Data Warehousing is a slightly different type of database which is better suited to relational data coming from transactional systems, such as planning and scheduling software. This data is highly curated, with a defined schema, which means it can be easily pulled into batch reporting, business intelligence and visualisation platforms.
Depending on specific requirements, a typical manufacturer will require both a data warehouse and a data lake to satisfy all analytics and algorithmic requirements.
Proving Sustainable Credentials
If manufacturers are to meet soaring customer demand for more transparency throughout the entire product lifecycle, then they must be capable of increasing visibility throughout the supply chain.
Blockchain technologies offer a compelling solution by functioning as a single source of truth, therefore increasing transparency and trust at every stage. This could allow multiple stakeholders to efficiently trace the supplier of faulty parts or clearly identify ethical issues across entire industries.
Alongside increasing transparency, we believe there are a number of clear use cases for technology in helping organisations meet their zero-carbon goals.
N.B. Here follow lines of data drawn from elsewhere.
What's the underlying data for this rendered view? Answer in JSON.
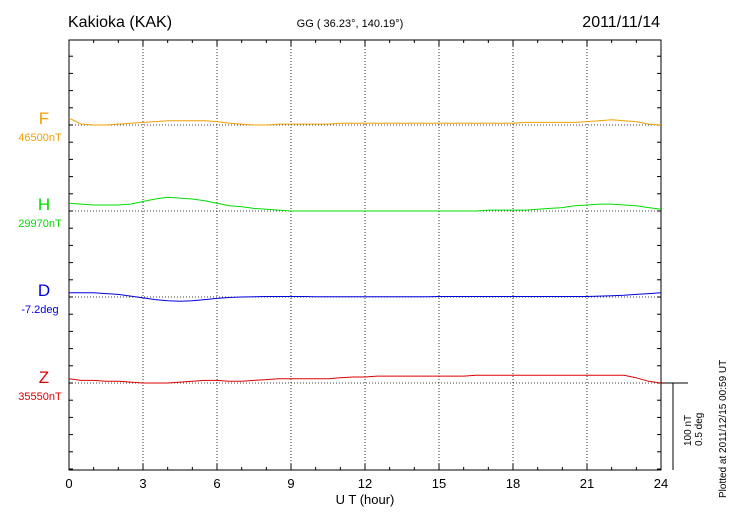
{
  "header": {
    "station": "Kakioka (KAK)",
    "coords": "GG ( 36.23°, 140.19°)",
    "date": "2011/11/14"
  },
  "footer": {
    "scale_nt": "100 nT",
    "scale_deg": "0.5 deg",
    "plotted_at": "Plotted at 2011/12/15 00:59 UT"
  },
  "chart_data": {
    "type": "line",
    "xlabel": "U T (hour)",
    "xlim": [
      0,
      24
    ],
    "xticks": [
      0,
      3,
      6,
      9,
      12,
      15,
      18,
      21,
      24
    ],
    "vertical_grid": [
      3,
      6,
      9,
      12,
      15,
      18,
      21
    ],
    "series": [
      {
        "name": "F",
        "baseline_label": "46500nT",
        "baseline": 46500,
        "unit": "nT",
        "color": "#f0a000",
        "points": [
          [
            0,
            46508
          ],
          [
            0.5,
            46501
          ],
          [
            1,
            46500
          ],
          [
            1.5,
            46500
          ],
          [
            2,
            46501
          ],
          [
            2.5,
            46502
          ],
          [
            3,
            46503
          ],
          [
            3.5,
            46504
          ],
          [
            4,
            46505
          ],
          [
            4.5,
            46505
          ],
          [
            5,
            46505
          ],
          [
            5.5,
            46505
          ],
          [
            6,
            46504
          ],
          [
            6.5,
            46502
          ],
          [
            7,
            46501
          ],
          [
            7.5,
            46500
          ],
          [
            8,
            46500
          ],
          [
            8.5,
            46501
          ],
          [
            9,
            46501
          ],
          [
            9.5,
            46501
          ],
          [
            10,
            46501
          ],
          [
            10.5,
            46501
          ],
          [
            11,
            46502
          ],
          [
            11.5,
            46502
          ],
          [
            12,
            46502
          ],
          [
            12.5,
            46502
          ],
          [
            13,
            46502
          ],
          [
            13.5,
            46502
          ],
          [
            14,
            46502
          ],
          [
            14.5,
            46502
          ],
          [
            15,
            46502
          ],
          [
            15.5,
            46502
          ],
          [
            16,
            46502
          ],
          [
            16.5,
            46502
          ],
          [
            17,
            46502
          ],
          [
            17.5,
            46502
          ],
          [
            18,
            46502
          ],
          [
            18.5,
            46503
          ],
          [
            19,
            46503
          ],
          [
            19.5,
            46503
          ],
          [
            20,
            46503
          ],
          [
            20.5,
            46503
          ],
          [
            21,
            46504
          ],
          [
            21.5,
            46505
          ],
          [
            22,
            46506
          ],
          [
            22.5,
            46505
          ],
          [
            23,
            46504
          ],
          [
            23.5,
            46501
          ],
          [
            24,
            46500
          ]
        ]
      },
      {
        "name": "H",
        "baseline_label": "29970nT",
        "baseline": 29970,
        "unit": "nT",
        "color": "#00dd00",
        "points": [
          [
            0,
            29979
          ],
          [
            0.5,
            29978
          ],
          [
            1,
            29977
          ],
          [
            1.5,
            29977
          ],
          [
            2,
            29977
          ],
          [
            2.5,
            29978
          ],
          [
            3,
            29981
          ],
          [
            3.5,
            29984
          ],
          [
            4,
            29986
          ],
          [
            4.5,
            29985
          ],
          [
            5,
            29984
          ],
          [
            5.5,
            29982
          ],
          [
            6,
            29979
          ],
          [
            6.5,
            29976
          ],
          [
            7,
            29975
          ],
          [
            7.5,
            29973
          ],
          [
            8,
            29972
          ],
          [
            8.5,
            29971
          ],
          [
            9,
            29970
          ],
          [
            9.5,
            29970
          ],
          [
            10,
            29970
          ],
          [
            10.5,
            29970
          ],
          [
            11,
            29970
          ],
          [
            11.5,
            29970
          ],
          [
            12,
            29970
          ],
          [
            12.5,
            29970
          ],
          [
            13,
            29970
          ],
          [
            13.5,
            29970
          ],
          [
            14,
            29970
          ],
          [
            14.5,
            29970
          ],
          [
            15,
            29970
          ],
          [
            15.5,
            29970
          ],
          [
            16,
            29970
          ],
          [
            16.5,
            29970
          ],
          [
            17,
            29971
          ],
          [
            17.5,
            29971
          ],
          [
            18,
            29971
          ],
          [
            18.5,
            29971
          ],
          [
            19,
            29972
          ],
          [
            19.5,
            29973
          ],
          [
            20,
            29974
          ],
          [
            20.5,
            29976
          ],
          [
            21,
            29977
          ],
          [
            21.5,
            29978
          ],
          [
            22,
            29978
          ],
          [
            22.5,
            29977
          ],
          [
            23,
            29976
          ],
          [
            23.5,
            29974
          ],
          [
            24,
            29972
          ]
        ]
      },
      {
        "name": "D",
        "baseline_label": "-7.2deg",
        "baseline": -7.2,
        "unit": "deg",
        "color": "#0000dd",
        "points": [
          [
            0,
            -7.175
          ],
          [
            0.5,
            -7.175
          ],
          [
            1,
            -7.175
          ],
          [
            1.5,
            -7.18
          ],
          [
            2,
            -7.185
          ],
          [
            2.5,
            -7.195
          ],
          [
            3,
            -7.205
          ],
          [
            3.5,
            -7.215
          ],
          [
            4,
            -7.222
          ],
          [
            4.5,
            -7.225
          ],
          [
            5,
            -7.222
          ],
          [
            5.5,
            -7.215
          ],
          [
            6,
            -7.208
          ],
          [
            6.5,
            -7.203
          ],
          [
            7,
            -7.2
          ],
          [
            7.5,
            -7.198
          ],
          [
            8,
            -7.197
          ],
          [
            8.5,
            -7.197
          ],
          [
            9,
            -7.197
          ],
          [
            9.5,
            -7.197
          ],
          [
            10,
            -7.198
          ],
          [
            10.5,
            -7.198
          ],
          [
            11,
            -7.198
          ],
          [
            11.5,
            -7.198
          ],
          [
            12,
            -7.198
          ],
          [
            12.5,
            -7.198
          ],
          [
            13,
            -7.198
          ],
          [
            13.5,
            -7.198
          ],
          [
            14,
            -7.198
          ],
          [
            14.5,
            -7.198
          ],
          [
            15,
            -7.197
          ],
          [
            15.5,
            -7.197
          ],
          [
            16,
            -7.197
          ],
          [
            16.5,
            -7.197
          ],
          [
            17,
            -7.197
          ],
          [
            17.5,
            -7.197
          ],
          [
            18,
            -7.197
          ],
          [
            18.5,
            -7.197
          ],
          [
            19,
            -7.197
          ],
          [
            19.5,
            -7.197
          ],
          [
            20,
            -7.197
          ],
          [
            20.5,
            -7.197
          ],
          [
            21,
            -7.197
          ],
          [
            21.5,
            -7.195
          ],
          [
            22,
            -7.193
          ],
          [
            22.5,
            -7.19
          ],
          [
            23,
            -7.185
          ],
          [
            23.5,
            -7.18
          ],
          [
            24,
            -7.175
          ]
        ]
      },
      {
        "name": "Z",
        "baseline_label": "35550nT",
        "baseline": 35550,
        "unit": "nT",
        "color": "#dd0000",
        "points": [
          [
            0,
            35555
          ],
          [
            0.5,
            35553
          ],
          [
            1,
            35553
          ],
          [
            1.5,
            35552
          ],
          [
            2,
            35552
          ],
          [
            2.5,
            35551
          ],
          [
            3,
            35550
          ],
          [
            3.5,
            35550
          ],
          [
            4,
            35550
          ],
          [
            4.5,
            35551
          ],
          [
            5,
            35552
          ],
          [
            5.5,
            35553
          ],
          [
            6,
            35553
          ],
          [
            6.5,
            35552
          ],
          [
            7,
            35552
          ],
          [
            7.5,
            35553
          ],
          [
            8,
            35554
          ],
          [
            8.5,
            35555
          ],
          [
            9,
            35555
          ],
          [
            9.5,
            35555
          ],
          [
            10,
            35555
          ],
          [
            10.5,
            35555
          ],
          [
            11,
            35556
          ],
          [
            11.5,
            35557
          ],
          [
            12,
            35557
          ],
          [
            12.5,
            35558
          ],
          [
            13,
            35558
          ],
          [
            13.5,
            35558
          ],
          [
            14,
            35558
          ],
          [
            14.5,
            35558
          ],
          [
            15,
            35558
          ],
          [
            15.5,
            35558
          ],
          [
            16,
            35558
          ],
          [
            16.5,
            35559
          ],
          [
            17,
            35559
          ],
          [
            17.5,
            35559
          ],
          [
            18,
            35559
          ],
          [
            18.5,
            35559
          ],
          [
            19,
            35559
          ],
          [
            19.5,
            35559
          ],
          [
            20,
            35559
          ],
          [
            20.5,
            35559
          ],
          [
            21,
            35559
          ],
          [
            21.5,
            35559
          ],
          [
            22,
            35559
          ],
          [
            22.5,
            35559
          ],
          [
            23,
            35556
          ],
          [
            23.5,
            35552
          ],
          [
            24,
            35550
          ]
        ]
      }
    ]
  }
}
For example, a number of software tools can integrate into existing ERP systems which can help organisations determine the carbon footprint of each supplier and calculate their carbon emissions per pound spent.
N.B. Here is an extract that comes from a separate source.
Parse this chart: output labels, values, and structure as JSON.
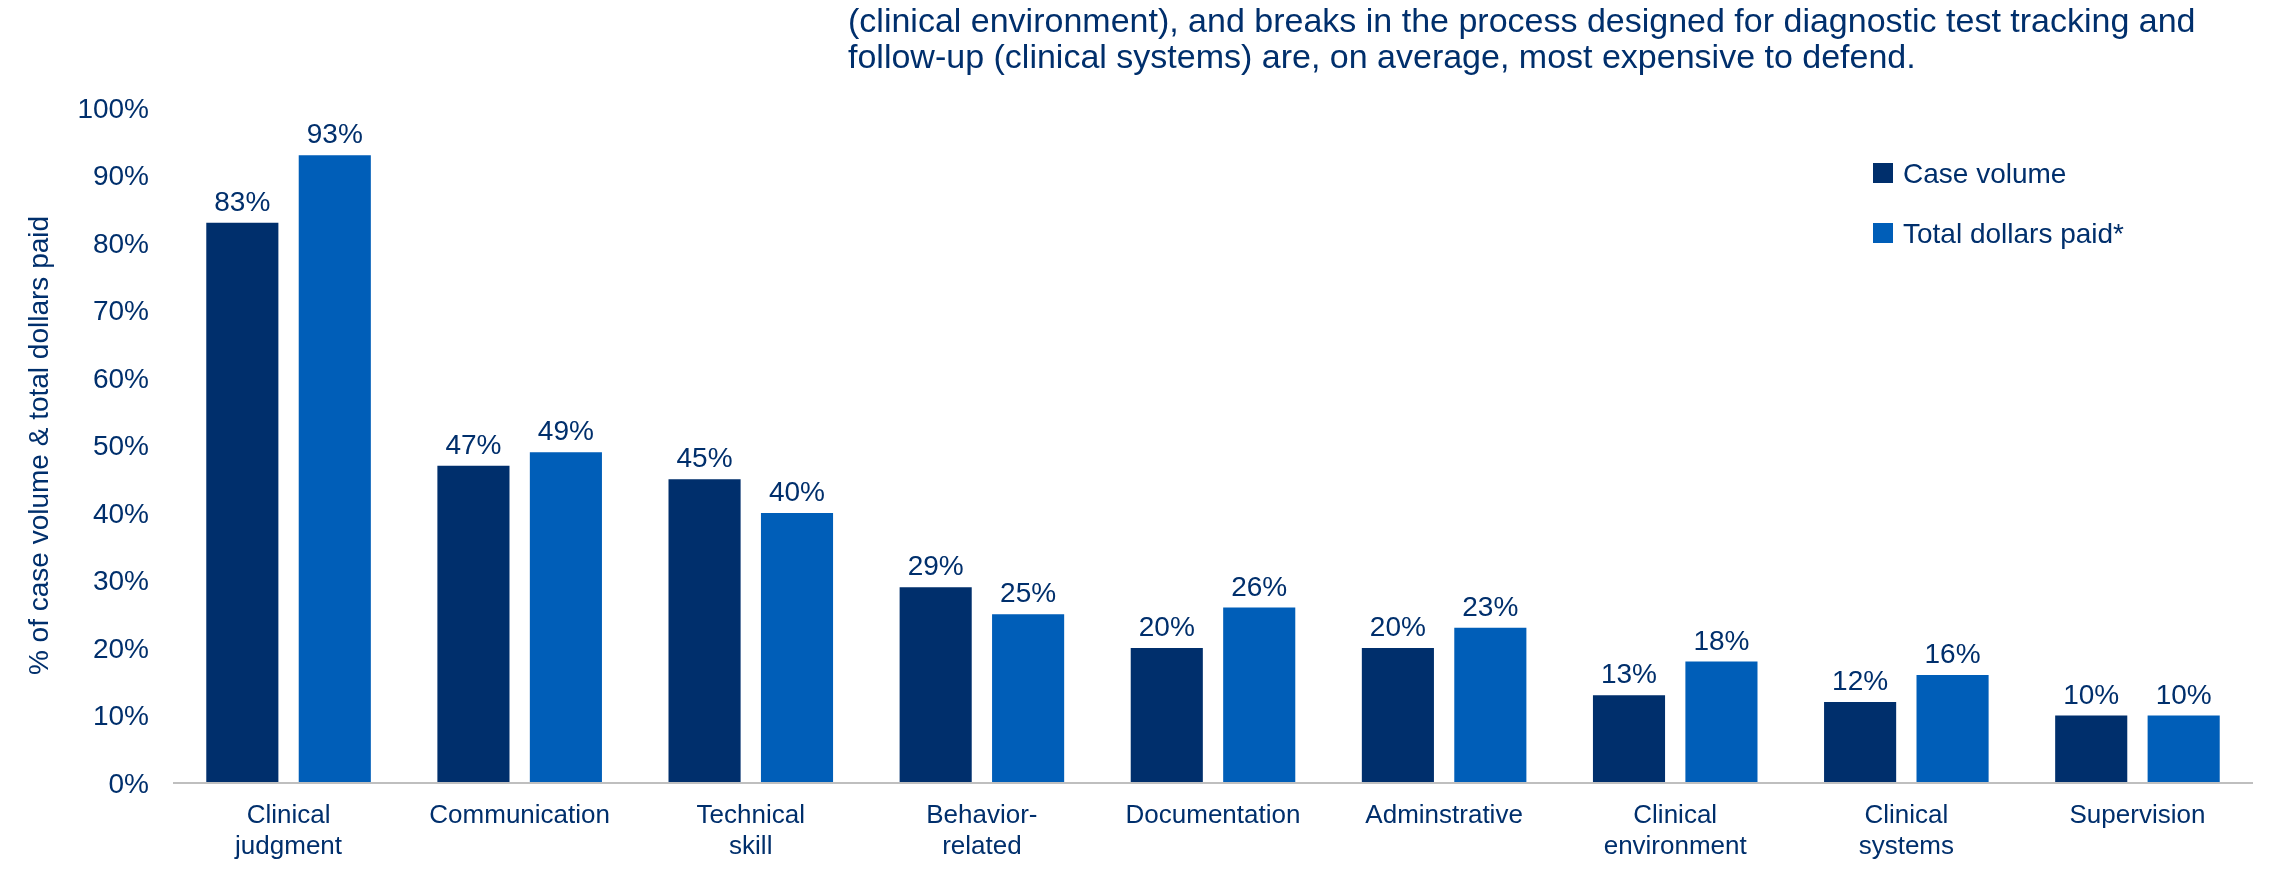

IoT devices and sensors can also be deployed and integrated into wider systems to detect issues such as the emission of harmful gases, alongside monitoring energy use and costs. Data collected by devices regarding these issues can be made available in real-time, allowing manufacturers to quickly detect and rectify environmental issues - leading to greater compliance and less risk of legal action.
Leveraging 5G to Embrace Automation
IOT devices are relatively easy to deploy across a range of factory scenarios, however one of the largest difficulties up until recently has been the infrastructure required to connect individual devices and wider systems.
While 4G has undoubtedly provided connectivity, 5G has the ability to support a massive number of static and mobile IoT devices with a diverse range of speed, bandwidth and quality of service requirements. This flexibility combined with low latency means that there is increased scope to build demanding applications.
We predict that one of the core benefits of this for manufacturers will be the ability to automate, control and monitor complex systems in real time. This will increase their ability to automate and ultimately drive efficiency and cost savings through the deployment of smart vehicles and intelligent robotics.
The Ericsson Panda manufacturing plant in Nanjing provides a useful case study of how increased connectivity is used to monitor the location of critical assets, the output of workstations, stock levels, environmental factors and the performance of test fixtures and production tools. By accurately understanding when tools need replacing, as opposed to relying on periodic replacement schedules, Ericsson anticipates it will cut manual maintenance work in half and save approximately $10,000 annually on screwdrivers alone.
Taking The Long View
It is clear that manufacturers with accessible data and advanced analytical capabilities will be able to respond more quickly, accurately and successfully to COVID-19 disruptions.
However we believe that these capabilities also offer significant long-term competitive advantages to manufacturers willing to invest in technology while markets remain in turmoil.
However success will not be based on levels of CapEx alone, there must be a clear assessment of which of these disruptive technologies will strategically drive the most value, innovation, and growth for the organisation in the short to long term.
This is where third-party technology specialists can add significant value by helping manufacturers clearly identify and deliver on the unique opportunities and challenges within their business.